When the infrastructure bill passed the Senate last month, it was touted by Democrats as a plan for much-needed infrastructure improvements throughout the country.

“It’s been a long and winding road, but we have persisted, and now we have arrived,” Senate Majority Leader Chuck Schumer (D-N.Y.), said on the Senate floor before the vote. “There were many logs in our path, detours along the way, but the American people will now see the most robust injection of funds into infrastructure in decades.”

The U.S. Chamber of Commerce has opposed the bill, and a group of Democratic House members have said it will vote for the infrastructure bill only if the $3.5 trillion Build Back Better Act passes first.

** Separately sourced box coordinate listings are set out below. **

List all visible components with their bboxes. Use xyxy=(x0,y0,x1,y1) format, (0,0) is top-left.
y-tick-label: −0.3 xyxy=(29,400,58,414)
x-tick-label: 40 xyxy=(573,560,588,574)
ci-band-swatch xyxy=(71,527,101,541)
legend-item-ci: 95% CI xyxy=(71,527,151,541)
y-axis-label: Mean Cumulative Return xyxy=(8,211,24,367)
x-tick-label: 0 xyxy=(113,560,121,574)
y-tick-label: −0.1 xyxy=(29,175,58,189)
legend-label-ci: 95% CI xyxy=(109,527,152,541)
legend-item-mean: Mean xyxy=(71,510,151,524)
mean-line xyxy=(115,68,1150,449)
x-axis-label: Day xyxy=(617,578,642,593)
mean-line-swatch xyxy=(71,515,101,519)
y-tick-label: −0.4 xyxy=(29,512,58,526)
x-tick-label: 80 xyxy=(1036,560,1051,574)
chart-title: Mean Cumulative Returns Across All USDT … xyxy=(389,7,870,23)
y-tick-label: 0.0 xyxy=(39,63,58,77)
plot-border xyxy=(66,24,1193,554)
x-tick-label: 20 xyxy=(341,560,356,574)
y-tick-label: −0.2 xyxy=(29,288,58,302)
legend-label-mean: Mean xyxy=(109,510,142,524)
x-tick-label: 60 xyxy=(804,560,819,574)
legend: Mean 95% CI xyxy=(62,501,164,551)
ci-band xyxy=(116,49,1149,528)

Burchett said he wishes the federal government operated more like Tennessee, with a balanced budget and caption bills, which authorize spending for specific items without any add-ons.

It’s the “pork” that bothers Burchett with the infrastructure bill, as $550 million is targeted toward hard infrastructure Burchett would support, such as roads, bridges, dams and drains.

“There’s $256 billion that’s going to add to the debt,” Burchett said of the Congressional Budget Office’s estimate. “At this pace, what does that even matter anymore? It matters to people like me. It matters to people in Tennessee.”

Burchett singled out the $7.5 billion earmarked for electric vehicle charging stations along highways, saying that type of subsidy is competing against private businesses such as Tesla and would create a convenient opportunity for “murderers and thieves” to prowl at the charging stations late at night.